İktisat Kongresi’nde işçiler lehine önemli kararlar alınmasında, işçilerin bağımsız sendikal ve siyasal örgütlü gücü değil, milli bir ekonomi yaratma ve işçileri bu mücadeleye katma çabası ile Sovyetler Birliği’yle iyi ilişkileri sürdürme amacı etkili oldu.

İKTİSAT KONGRESİ İŞÇİ GRUBUNUN İKTİSAT ESASLARI

İktisat Kongresi’nde İşçi Grubu’nu oluşturan kişilerin dikkatle belirlendiği konusunda kuşku yoktur.
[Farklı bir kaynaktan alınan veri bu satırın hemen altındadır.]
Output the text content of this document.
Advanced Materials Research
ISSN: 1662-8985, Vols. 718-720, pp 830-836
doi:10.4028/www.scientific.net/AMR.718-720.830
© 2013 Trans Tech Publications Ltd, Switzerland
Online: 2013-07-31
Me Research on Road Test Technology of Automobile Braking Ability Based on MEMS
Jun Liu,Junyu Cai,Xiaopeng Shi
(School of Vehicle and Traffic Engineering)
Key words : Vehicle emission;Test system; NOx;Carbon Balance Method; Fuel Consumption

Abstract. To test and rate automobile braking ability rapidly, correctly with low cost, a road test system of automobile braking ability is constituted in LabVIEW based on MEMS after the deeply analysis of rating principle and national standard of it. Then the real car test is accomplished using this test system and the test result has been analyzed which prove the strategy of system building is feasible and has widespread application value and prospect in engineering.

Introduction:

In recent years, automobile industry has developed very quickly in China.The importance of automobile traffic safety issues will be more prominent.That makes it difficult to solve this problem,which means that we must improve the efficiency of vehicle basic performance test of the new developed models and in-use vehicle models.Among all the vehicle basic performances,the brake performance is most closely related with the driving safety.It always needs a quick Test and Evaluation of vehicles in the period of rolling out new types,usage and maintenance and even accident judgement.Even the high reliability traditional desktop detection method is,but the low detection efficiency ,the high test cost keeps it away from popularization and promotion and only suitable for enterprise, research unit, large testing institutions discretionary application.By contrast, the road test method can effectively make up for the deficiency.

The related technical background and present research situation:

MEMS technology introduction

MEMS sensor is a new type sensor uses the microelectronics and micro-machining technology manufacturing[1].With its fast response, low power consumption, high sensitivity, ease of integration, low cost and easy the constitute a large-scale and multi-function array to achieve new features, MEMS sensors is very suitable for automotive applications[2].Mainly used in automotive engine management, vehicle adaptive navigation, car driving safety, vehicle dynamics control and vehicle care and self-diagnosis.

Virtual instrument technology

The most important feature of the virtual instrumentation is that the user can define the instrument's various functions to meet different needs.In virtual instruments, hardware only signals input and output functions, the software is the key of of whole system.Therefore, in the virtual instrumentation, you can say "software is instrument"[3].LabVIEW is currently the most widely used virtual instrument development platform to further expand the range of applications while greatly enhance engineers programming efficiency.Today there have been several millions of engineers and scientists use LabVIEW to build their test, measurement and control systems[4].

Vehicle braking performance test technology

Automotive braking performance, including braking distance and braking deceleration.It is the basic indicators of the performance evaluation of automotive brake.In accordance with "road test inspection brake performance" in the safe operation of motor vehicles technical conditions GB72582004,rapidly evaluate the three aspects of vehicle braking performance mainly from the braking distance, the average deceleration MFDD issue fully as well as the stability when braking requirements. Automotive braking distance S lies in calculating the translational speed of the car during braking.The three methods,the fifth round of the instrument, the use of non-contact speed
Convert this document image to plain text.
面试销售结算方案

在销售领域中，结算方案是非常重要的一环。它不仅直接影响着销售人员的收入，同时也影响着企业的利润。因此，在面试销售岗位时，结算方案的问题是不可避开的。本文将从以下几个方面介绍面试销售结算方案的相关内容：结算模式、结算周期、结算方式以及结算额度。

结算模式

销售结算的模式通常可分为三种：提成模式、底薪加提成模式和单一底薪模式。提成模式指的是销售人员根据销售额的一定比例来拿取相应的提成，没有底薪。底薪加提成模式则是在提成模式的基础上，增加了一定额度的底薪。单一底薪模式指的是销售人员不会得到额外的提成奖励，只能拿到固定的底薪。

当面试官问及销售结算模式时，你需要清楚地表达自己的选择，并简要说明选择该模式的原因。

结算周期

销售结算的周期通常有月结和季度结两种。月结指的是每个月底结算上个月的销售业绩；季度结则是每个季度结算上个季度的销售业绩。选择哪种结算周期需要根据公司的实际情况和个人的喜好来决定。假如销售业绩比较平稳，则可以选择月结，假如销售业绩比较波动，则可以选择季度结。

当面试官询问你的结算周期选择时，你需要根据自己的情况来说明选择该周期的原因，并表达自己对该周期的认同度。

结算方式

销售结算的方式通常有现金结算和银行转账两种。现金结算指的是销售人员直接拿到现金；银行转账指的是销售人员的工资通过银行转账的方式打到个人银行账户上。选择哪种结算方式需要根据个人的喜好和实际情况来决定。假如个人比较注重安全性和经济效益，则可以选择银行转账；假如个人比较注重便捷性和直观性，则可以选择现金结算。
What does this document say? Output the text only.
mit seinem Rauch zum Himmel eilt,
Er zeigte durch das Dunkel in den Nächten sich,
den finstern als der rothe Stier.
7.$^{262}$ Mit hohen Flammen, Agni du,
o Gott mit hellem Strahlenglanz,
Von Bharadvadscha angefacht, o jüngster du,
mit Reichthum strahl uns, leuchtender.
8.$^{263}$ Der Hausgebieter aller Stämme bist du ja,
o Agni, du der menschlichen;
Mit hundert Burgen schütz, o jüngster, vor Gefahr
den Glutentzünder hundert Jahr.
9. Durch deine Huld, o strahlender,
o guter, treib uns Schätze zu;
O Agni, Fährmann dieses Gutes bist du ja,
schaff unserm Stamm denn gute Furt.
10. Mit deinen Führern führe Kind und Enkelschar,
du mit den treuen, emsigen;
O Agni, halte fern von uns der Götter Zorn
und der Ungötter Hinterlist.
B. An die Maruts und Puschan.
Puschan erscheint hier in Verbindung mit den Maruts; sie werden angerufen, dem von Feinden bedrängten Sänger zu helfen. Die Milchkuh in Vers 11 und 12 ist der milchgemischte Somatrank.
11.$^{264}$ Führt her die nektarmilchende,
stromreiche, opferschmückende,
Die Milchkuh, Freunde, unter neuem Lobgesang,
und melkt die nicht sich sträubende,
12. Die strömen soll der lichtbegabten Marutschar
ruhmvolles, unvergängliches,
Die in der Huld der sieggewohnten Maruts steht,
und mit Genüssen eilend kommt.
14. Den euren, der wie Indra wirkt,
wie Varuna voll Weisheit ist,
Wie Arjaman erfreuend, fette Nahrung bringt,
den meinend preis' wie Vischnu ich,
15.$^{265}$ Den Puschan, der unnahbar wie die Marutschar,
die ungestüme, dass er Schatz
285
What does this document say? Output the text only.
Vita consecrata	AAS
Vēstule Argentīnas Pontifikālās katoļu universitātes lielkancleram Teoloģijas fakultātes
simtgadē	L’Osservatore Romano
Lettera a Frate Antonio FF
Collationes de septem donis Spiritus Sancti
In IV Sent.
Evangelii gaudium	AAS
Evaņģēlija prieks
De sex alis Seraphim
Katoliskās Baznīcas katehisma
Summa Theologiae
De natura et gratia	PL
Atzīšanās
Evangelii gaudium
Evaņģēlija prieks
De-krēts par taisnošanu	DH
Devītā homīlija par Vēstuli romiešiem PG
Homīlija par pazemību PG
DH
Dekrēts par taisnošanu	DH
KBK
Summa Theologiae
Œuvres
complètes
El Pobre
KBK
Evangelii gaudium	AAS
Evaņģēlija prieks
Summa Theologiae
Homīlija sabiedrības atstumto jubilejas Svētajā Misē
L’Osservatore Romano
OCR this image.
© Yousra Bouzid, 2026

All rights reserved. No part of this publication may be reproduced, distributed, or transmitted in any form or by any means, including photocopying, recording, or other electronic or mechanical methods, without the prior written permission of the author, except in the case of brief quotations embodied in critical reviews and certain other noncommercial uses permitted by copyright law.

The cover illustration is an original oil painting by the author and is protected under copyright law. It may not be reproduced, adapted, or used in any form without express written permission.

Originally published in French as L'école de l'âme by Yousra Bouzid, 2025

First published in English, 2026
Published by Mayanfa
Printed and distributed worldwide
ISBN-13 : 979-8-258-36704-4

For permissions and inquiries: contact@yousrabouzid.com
Nitekim, İşçi Grubu Başkanlığı’na Aka Gündüz getirildi.

1885 doğumlu Aka Gündüz’ün asıl adı Emin Ali idi. Selanik’liydi. Babası subaydı. Başladığı askeri eğitime sağlık nedenleriyle ara verdi. 31 Mart Olayı sonrasında Hareket Ordusu’na katıldı. İstanbul’un işgalinden sonra İngilizler tarafından Malta’ya sürüldü. Kısa bir süre sürgünlükten sonra serbest kaldı. 1932-1946 döneminde Ankara milletvekilliği yaptı ve 1958 yılında öldü. Diğer bir deyişle, Atatürk’ün güvendiği insanlardan biriydi.

İktisat Kongresi’nde İşçi Grubunun İktisat Esasları 34 madde olarak kabul edildi. Bunların büyük bir bölümü Ticaret, Ziraat Sanayi ve Amele Gruplarının oybirliğiyle benimsenirken, bazılarında oybirliği sağlanamadı.

İşçi sınıfı açısından bakıldığında ortaya çıkan tablo son derece önemlidir.

Türkiye İktisat Kongresi’nden sonraki yıllarda Türkiye’de işgücünden başka satacak bir şeyi olmayan ücretlilerin önemli bir bölümü memur statüsünde istihdam edildi.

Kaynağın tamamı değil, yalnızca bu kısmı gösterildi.